Newfoundland breeder Lynn Anderson-Powell, whose kennel Threeponds is co-owned by her husband William Powell, has all of the qualities in a breeder that I look for.
I met Lynn on the final day of the Westminster Kennel Club Dog Show, late in the afternoon at Pier 94 as the Best in Breed judging was wrapping up. I was drawn to her dog, “Harry,” a two-year-old black and white Newfoundland known as a “landseer.”
Finding a great breeder is no exact science, but I struck gold with my first field lab, Maggie, when I found Stoneridge (Katie Griffiths) and again with Nellie when I found Duckdawgs (Libby Milroy). I frequently get asked for breeder advice. Lynn is endlessly talkative, confident, and smart. A human encyclopedia about her breed, and not ashamed to brag about everything she’s accomplished, we easily could have conversed for the remainder of the afternoon.
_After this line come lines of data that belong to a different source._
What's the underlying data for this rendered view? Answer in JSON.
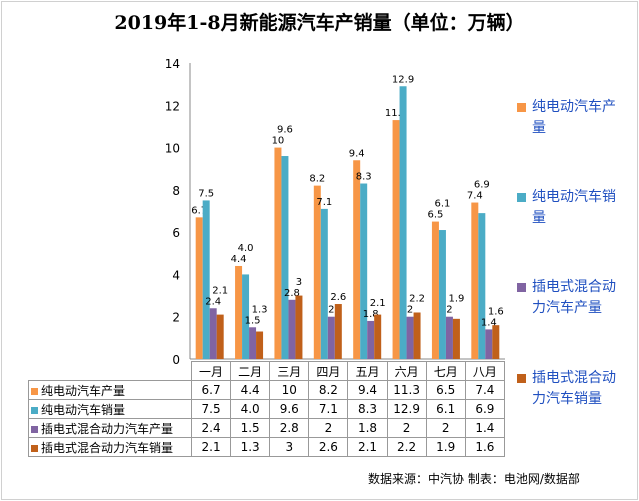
{
  "title": "2019年1-8月新能源汽车产销量（单位：万辆）",
  "source": "数据来源：中汽协 制表：电池网/数据部",
  "chart_data": {
    "type": "bar",
    "title": "2019年1-8月新能源汽车产销量（单位：万辆）",
    "categories": [
      "一月",
      "二月",
      "三月",
      "四月",
      "五月",
      "六月",
      "七月",
      "八月"
    ],
    "ylim": [
      0,
      14
    ],
    "yticks": [
      0,
      2,
      4,
      6,
      8,
      10,
      12,
      14
    ],
    "grid": false,
    "legend": "right",
    "series": [
      {
        "name": "纯电动汽车产量",
        "color": "#F79646",
        "values": [
          6.7,
          4.4,
          10,
          8.2,
          9.4,
          11.3,
          6.5,
          7.4
        ],
        "labels": [
          "6.7",
          "4.4",
          "10",
          "8.2",
          "9.4",
          "11.3",
          "6.5",
          "7.4"
        ]
      },
      {
        "name": "纯电动汽车销量",
        "color": "#4BACC6",
        "values": [
          7.5,
          4.0,
          9.6,
          7.1,
          8.3,
          12.9,
          6.1,
          6.9
        ],
        "labels": [
          "7.5",
          "4.0",
          "9.6",
          "7.1",
          "8.3",
          "12.9",
          "6.1",
          "6.9"
        ]
      },
      {
        "name": "插电式混合动力汽车产量",
        "color": "#8064A2",
        "values": [
          2.4,
          1.5,
          2.8,
          2,
          1.8,
          2,
          2,
          1.4
        ],
        "labels": [
          "2.4",
          "1.5",
          "2.8",
          "2",
          "1.8",
          "2",
          "2",
          "1.4"
        ]
      },
      {
        "name": "插电式混合动力汽车销量",
        "color": "#C0601A",
        "values": [
          2.1,
          1.3,
          3,
          2.6,
          2.1,
          2.2,
          1.9,
          1.6
        ],
        "labels": [
          "2.1",
          "1.3",
          "3",
          "2.6",
          "2.1",
          "2.2",
          "1.9",
          "1.6"
        ]
      }
    ]
  },
  "legend_lines": [
    [
      "纯电动汽车产",
      "量"
    ],
    [
      "纯电动汽车销",
      "量"
    ],
    [
      "插电式混合动",
      "力汽车产量"
    ],
    [
      "插电式混合动",
      "力汽车销量"
    ]
  ]
}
She’s approachable, warm, and professional.
We met Newfoundland breeder Lynn Anderson-Powell and two year-old “Harry” (full name “That’s Some Bad Hat Harriet”), a black and white landseer from Anderson’s kennel, Threeponds in Amsterdam, NY. Anderson says she’s attended the Westminster show “probably 25 times” won Best in Breed “multiple times” with landseers and blacks.
“My dad is from Newfoundland…I grew up listening to him tell me how his parents had Newfoundlands…I always wanted one,” she told The Canine Review.
It wasn’t until Anderson was 35 when she got her first “Newf.”
Asked how she got started in breeding Newfs, Anderson said, “I had bred horses, shown horses, had my own farm,” Anderson continued. “Horses are very expensive, I was working full-time and I got to the point where I really couldn’t do both. So I cut back on the horses and at the same time, I had a Newf. And the Newf I got, the guy said, well, we’d really like to have him shown. And eventually we’d like to breed him..So that started the whole thing…I was always into animals and animal husbandry and horses taught me how to evaluate pedigrees and how important what the parents and grandparents were and did. So, it just kind of fell in place.”
When I asked Lynn how she would feel about someone living in a New York City apartment approaching her about a puppy, she responded with what I thought was uniquely unpretentious answer. She described a scenario in which she had sold a puppy to a trucker who spends the majority of his time driving his truck and wanted a dog to keep him company. It was a small space, yet because of his lifestyle, he could offer the dog his time. The dog would be able to be with him and, for exercise, they could pull over and run through open fields. “It just depends on the lifestyle,” she said.